Question

\(7.5 \mathrm{~g}\) of gas occupy \(5.6\) litres of volume at STP. The gas is (Atomic weight of \(\mathrm{C}, \mathrm{N}\), and \(\mathrm{O}\) are 12,14 and \(16 \mathrm{re}-\) spectively): (a) \(\mathrm{NO}\) (b) \(\mathrm{N}_{2} \mathrm{O}\) (c) CO (d) \(\mathrm{CO}_{2}\)

Short answer

The gas is NO.

Step-by-step solution

Determine Molar Volume at STP

At standard temperature and pressure (STP), 1 mole of any ideal gas occupies a volume of 22.4 litres. This is a constant used for gas calculations under these conditions.

Calculate Moles of Gas

Given that the gas occupies 5.6 litres at STP, we calculate the moles of gas using the molar volume. \[\text{Moles of gas} = \frac{\text{Volume}}{\text{Molar Volume at STP}} = \frac{5.6 \text{ L}}{22.4 \text{ L/mol}} = 0.25 \text{ mol}\]

Calculate Molar Mass of the Gas

With 7.5 grams of gas corresponding to 0.25 moles, calculate the molar mass (grams per mole) of the gas:\[\text{Molar mass} = \frac{\text{Mass}}{\text{Moles}} = \frac{7.5 \text{ g}}{0.25 \text{ mol}} = 30 \text{ g/mol}\]

Identify the Gas Based on Molar Mass

Compare the calculated molar mass with the options provided:- For NO, the molar mass is \(14 + 16 = 30 \text{ g/mol}\).- For other options: - \(\text{N}_2\text{O}\) (44 g/mol) - CO (28 g/mol) - \(\text{CO}_2\) (44 g/mol)The gas with a molar mass of 30 g/mol is NO.

Key concepts

Molar Volume at STP

To start, understanding the concept of molar volume at standard temperature and pressure (STP) is crucial. At STP, the temperature is set at 273.15 K (or 0°C) and the pressure is 1 atm (atmosphere). Under these conditions, one mole of an ideal gas occupies a volume of 22.4 liters. This value is a convenient constant for calculations involving gases in many chemistry problems.
The idea of molar volume primarily helps relate the amount of gas (in moles) to the volume it occupies at STP. This ensures consistency when solving problems, as we have a reference point to use.
For instance, if we know a gas occupies 5.6 liters at STP, we can use the formula: \[\text{Moles of gas} = \frac{\text{Volume}}{\text{Molar Volume at STP}}\] to find out how many moles of the gas we are dealing with. In this case, it works out to be 0.25 moles.

Molar Mass Determination

Once we know how many moles of a gas we have, the next step is determining the molar mass. Molar mass is the mass of one mole of a substance, commonly expressed in grams per mole (g/mol).
To determine the molar mass, we use this formula: \[\text{Molar mass} = \frac{\text{Mass}}{\text{Moles}}\] For example, if we have 7.5 grams of a gas and it consists of 0.25 moles, the molar mass is 30 g/mol. This means each mole of the gas weighs 30 grams.
Understanding molar mass is essential as it gives us insight into the weight of one mole of a particular gas, which is necessary for identifying gases and understanding their properties.
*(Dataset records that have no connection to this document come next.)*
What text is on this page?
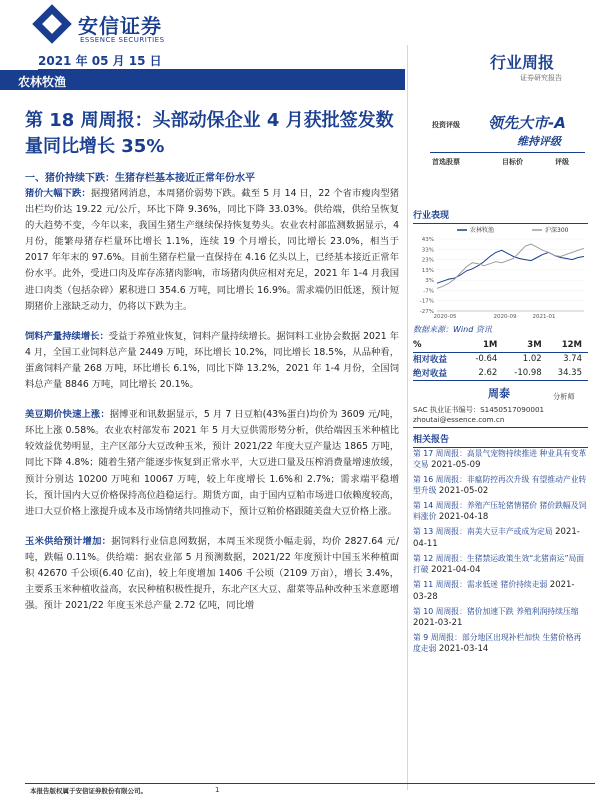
安信证券
ESSENCE SECURITIES
2021 年 05 月 15 日
农林牧渔
行业周报
证券研究报告
第 18 周周报：头部动保企业 4 月获批签发数量同比增长 35%
投资评级 领先大市-A
维持评级
首选股票	目标价	评级
一、猪价持续下跌：生猪存栏基本接近正常年份水平

猪价大幅下跌：据搜猪网消息，本周猪价弱势下跌。截至 5 月 14 日，22 个省市瘦肉型猪出栏均价达 19.22 元/公斤，环比下降 9.36%，同比下降 33.03%。供给端，供给呈恢复的大趋势不变，今年以来，我国生猪生产继续保持恢复势头。农业农村部监测数据显示，4 月份，能繁母猪存栏量环比增长 1.1%，连续 19 个月增长，同比增长 23.0%，相当于 2017 年年末的 97.6%。目前生猪存栏量一直保持在 4.16 亿头以上，已经基本接近正常年份水平。此外，受进口肉及库存冻猪肉影响，市场猪肉供应相对充足，2021 年 1-4 月我国进口肉类（包括杂碎）累积进口 354.6 万吨，同比增长 16.9%。需求端仍旧低迷，预计短期猪价上涨缺乏动力，仍将以下跌为主。

饲料产量持续增长：受益于养殖业恢复，饲料产量持续增长。据饲料工业协会数据 2021 年 4 月，全国工业饲料总产量 2449 万吨，环比增长 10.2%，同比增长 18.5%，从品种看，蛋禽饲料产量 268 万吨，环比增长 6.1%，同比下降 13.2%，2021 年 1-4 月份，全国饲料总产量 8846 万吨，同比增长 20.1%。

美豆期价快速上涨：据博亚和讯数据显示，5 月 7 日豆粕(43%蛋白)均价为 3609 元/吨，环比上涨 0.58%。农业农村部发布 2021 年 5 月大豆供需形势分析，供给端因玉米种植比较效益优势明显，主产区部分大豆改种玉米，预计 2021/22 年度大豆产量达 1865 万吨，同比下降 4.8%；随着生猪产能逐步恢复到正常水平，大豆进口量及压榨消费量增速放缓，预计分别达 10200 万吨和 10067 万吨，较上年度增长 1.6%和 2.7%；需求端平稳增长，预计国内大豆价格保持高位趋稳运行。期货方面，由于国内豆粕市场进口依赖度较高，进口大豆价格上涨提升成本及市场情绪共同推动下，预计豆粕价格跟随美盘大豆价格上涨。

玉米供给预计增加：据饲料行业信息网数据，本周玉米现货小幅走弱，均价 2827.64 元/吨，跌幅 0.11%。供给端：据农业部 5 月预测数据，2021/22 年度预计中国玉米种植面积 42670 千公顷(6.40 亿亩)，较上年度增加 1406 千公顷（2109 万亩），增长 3.4%，主要系玉米种植收益高，农民种植积极性提升，东北产区大豆、甜菜等品种改种玉米意愿增强。预计 2021/22 年度玉米总产量 2.72 亿吨，同比增

行业表现
-27%
-17%
-7%
3%
13%
23%
33%
43%
2020-05	2020-09	2021-01
农林牧渔	沪深300
数据来源：Wind 资讯
%	1M	3M	12M
相对收益	-0.64	1.02	3.74
绝对收益	2.62	-10.98	34.35
周泰	分析师
SAC 执业证书编号：S1450517090001
zhoutai@essence.com.cn
相关报告
第 17 周周报：高景气宠物持续推进 种业具有变革交易 2021-05-09
第 16 周周报：非瘟防控再次升级 有望推动产业转型升级 2021-05-02
第 14 周周报：养殖产压轮猪情猪价 猪价跌幅及饲料涨价 2021-04-18
第 13 周周报：南美大豆丰产或成为定局 2021-04-11
第 12 周周报：生猪禁运政策生效“北猪南运”局面打破 2021-04-04
第 11 周周报：需求低迷 猪价持续走弱 2021-03-28
第 10 周周报：猪价加速下跌 养殖利润持续压缩 2021-03-21
第 9 周周报：部分地区出现补栏加快 生猪价格再度走弱 2021-03-14
本报告版权属于安信证券股份有限公司。	1
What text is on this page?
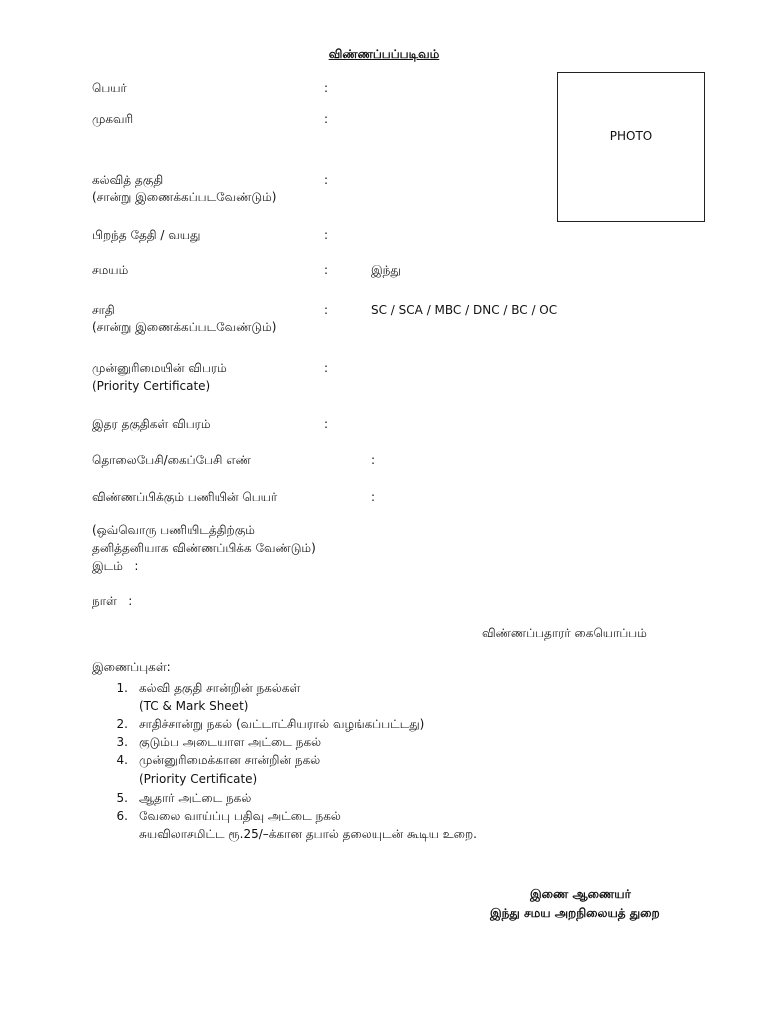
விண்ணப்பப்படிவம்
PHOTO
பெயர்	:
முகவரி	:
கல்வித் தகுதி
(சான்று இணைக்கப்படவேண்டும்)
:
பிறந்த தேதி / வயது	:
சமயம்	:	இந்து
சாதி
(சான்று இணைக்கப்படவேண்டும்)
:	SC / SCA / MBC / DNC / BC / OC
முன்னுரிமையின் விபரம்
(Priority Certificate)
:
இதர தகுதிகள் விபரம்	:
தொலைபேசி/கைப்பேசி எண்	:
விண்ணப்பிக்கும் பணியின் பெயர்	:
(ஒவ்வொரு பணியிடத்திற்கும்
தனித்தனியாக விண்ணப்பிக்க வேண்டும்)
இடம்   :
நாள்   :
விண்ணப்பதாரர் கையொப்பம்
இணைப்புகள்:
1. கல்வி தகுதி சான்றின் நகல்கள்
(TC & Mark Sheet)
2. சாதிச்சான்று நகல் (வட்டாட்சியரால் வழங்கப்பட்டது)
3. குடும்ப அடையாள அட்டை நகல்
4. முன்னுரிமைக்கான சான்றின் நகல்
(Priority Certificate)
5. ஆதார் அட்டை நகல்
6. வேலை வாய்ப்பு பதிவு அட்டை நகல்
சுயவிலாசமிட்ட ரூ.25/–க்கான தபால் தலையுடன் கூடிய உறை.
இணை ஆணையர்
இந்து சமய அறநிலையத் துறை
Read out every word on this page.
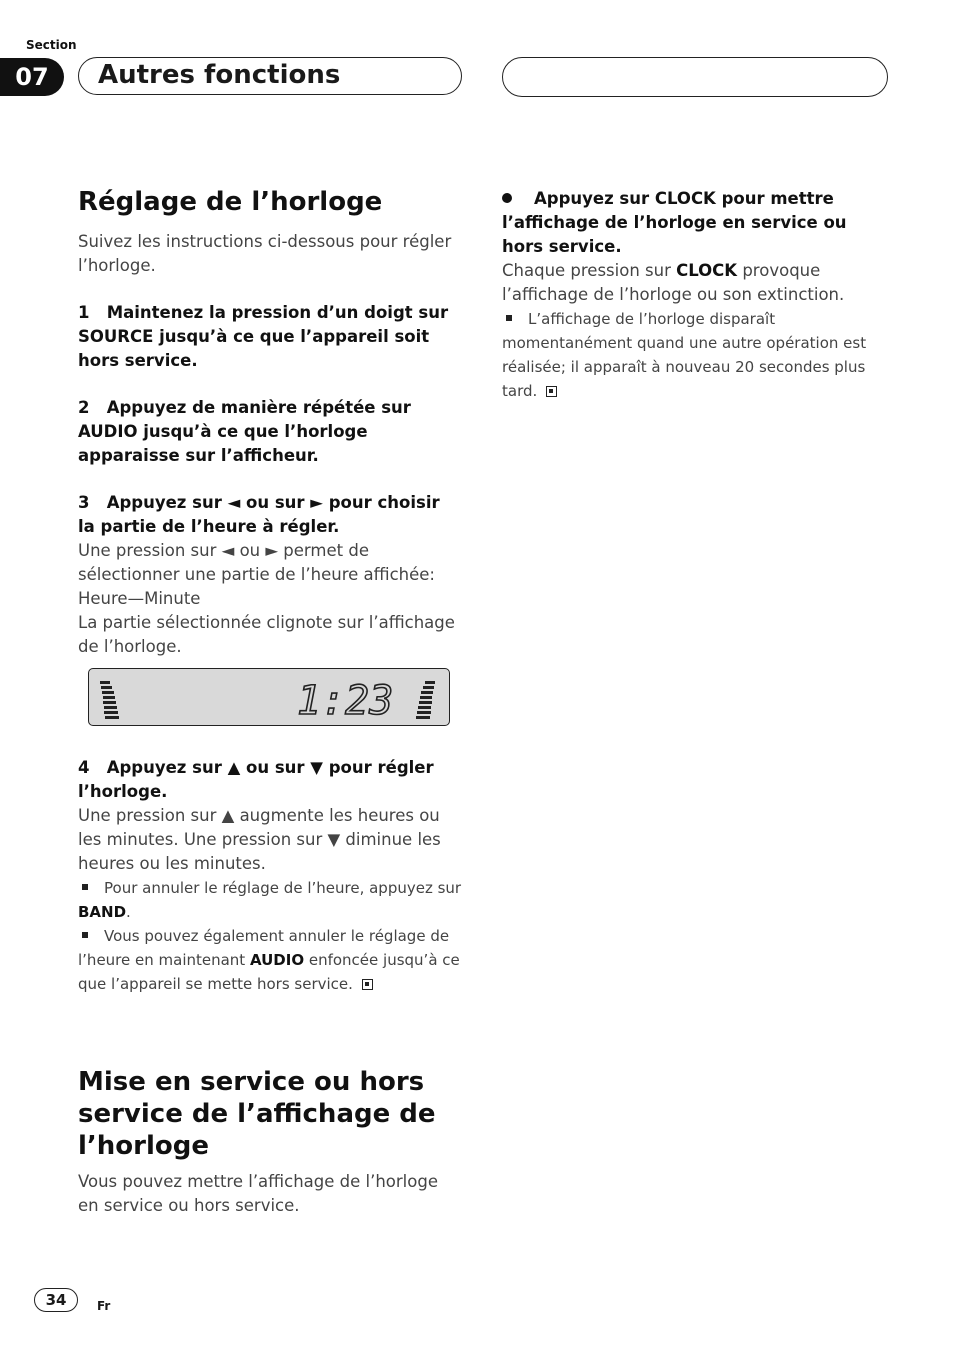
Section
07	Autres fonctions
Réglage de l’horloge
Suivez les instructions ci-dessous pour régler l’horloge.
1   Maintenez la pression d’un doigt sur SOURCE jusqu’à ce que l’appareil soit hors service.
2   Appuyez de manière répétée sur AUDIO jusqu’à ce que l’horloge apparaisse sur l’afficheur.
3   Appuyez sur ◄ ou sur ► pour choisir la partie de l’heure à régler.
Une pression sur ◄ ou ► permet de sélectionner une partie de l’heure affichée:
Heure—Minute
La partie sélectionnée clignote sur l’affichage de l’horloge.
1:23
4   Appuyez sur ▲ ou sur ▼ pour régler l’horloge.
Une pression sur ▲ augmente les heures ou les minutes. Une pression sur ▼ diminue les heures ou les minutes.
Pour annuler le réglage de l’heure, appuyez sur BAND.
Vous pouvez également annuler le réglage de l’heure en maintenant AUDIO enfoncée jusqu’à ce que l’appareil se mette hors service.
Mise en service ou hors service de l’affichage de l’horloge
Vous pouvez mettre l’affichage de l’horloge en service ou hors service.
Appuyez sur CLOCK pour mettre l’affichage de l’horloge en service ou hors service.
Chaque pression sur CLOCK provoque l’affichage de l’horloge ou son extinction.
L’affichage de l’horloge disparaît momentanément quand une autre opération est réalisée; il apparaît à nouveau 20 secondes plus tard.
34	Fr
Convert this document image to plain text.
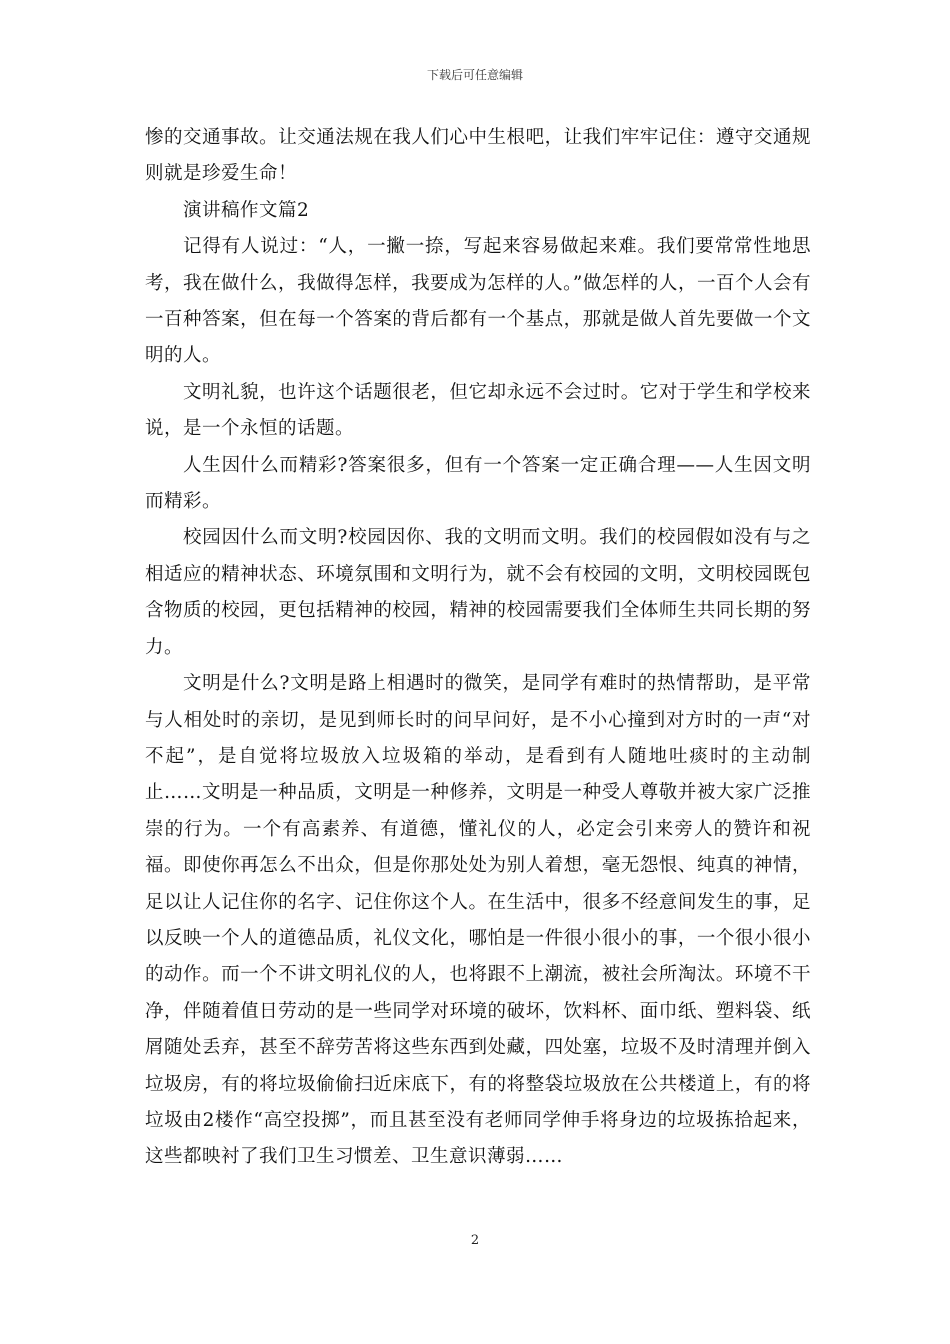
下载后可任意编辑

惨的交通事故。让交通法规在我人们心中生根吧，让我们牢牢记住：遵守交通规则就是珍爱生命！

演讲稿作文篇2

记得有人说过：“人，一撇一捺，写起来容易做起来难。我们要常常性地思考，我在做什么，我做得怎样，我要成为怎样的人。”做怎样的人，一百个人会有一百种答案，但在每一个答案的背后都有一个基点，那就是做人首先要做一个文明的人。

文明礼貌，也许这个话题很老，但它却永远不会过时。它对于学生和学校来说，是一个永恒的话题。

人生因什么而精彩?答案很多，但有一个答案一定正确合理——人生因文明而精彩。

校园因什么而文明?校园因你、我的文明而文明。我们的校园假如没有与之相适应的精神状态、环境氛围和文明行为，就不会有校园的文明，文明校园既包含物质的校园，更包括精神的校园，精神的校园需要我们全体师生共同长期的努力。

文明是什么?文明是路上相遇时的微笑，是同学有难时的热情帮助，是平常与人相处时的亲切，是见到师长时的问早问好，是不小心撞到对方时的一声“对不起”，是自觉将垃圾放入垃圾箱的举动，是看到有人随地吐痰时的主动制止……文明是一种品质，文明是一种修养，文明是一种受人尊敬并被大家广泛推崇的行为。一个有高素养、有道德，懂礼仪的人，必定会引来旁人的赞许和祝福。即使你再怎么不出众，但是你那处处为别人着想，毫无怨恨、纯真的神情，足以让人记住你的名字、记住你这个人。在生活中，很多不经意间发生的事，足以反映一个人的道德品质，礼仪文化，哪怕是一件很小很小的事，一个很小很小的动作。而一个不讲文明礼仪的人，也将跟不上潮流，被社会所淘汰。环境不干净，伴随着值日劳动的是一些同学对环境的破坏，饮料杯、面巾纸、塑料袋、纸屑随处丢弃，甚至不辞劳苦将这些东西到处藏，四处塞，垃圾不及时清理并倒入垃圾房，有的将垃圾偷偷扫近床底下，有的将整袋垃圾放在公共楼道上，有的将垃圾由2楼作“高空投掷”，而且甚至没有老师同学伸手将身边的垃圾拣拾起来，这些都映衬了我们卫生习惯差、卫生意识薄弱……

2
Identifying Gases by Molar Mass

Identifying gases through their molar mass involves comparing calculated values with known values of common gases. In the exercise given, we calculated the molar mass to be 30 g/mol.
The next step involves matching this calculated molar mass with the potential candidates provided in the options:

• NO (Nitric Oxide) = 14 (N) + 16 (O) = 30 g/mol
• \(\text{N}_2\text{O}\) = 44 g/mol
• CO (Carbon Monoxide) = 12 (C) + 16 (O) = 28 g/mol
• \(\text{CO}_2\) = 44 g/mol

Among the available options, only NO has a molar mass of 30 g/mol, making it the correct identity of the gas.
Recognizing gases by their molar mass is a fundamental skill in chemistry, allowing us to understand the composition and hypothesize reactions that these gases may partake in.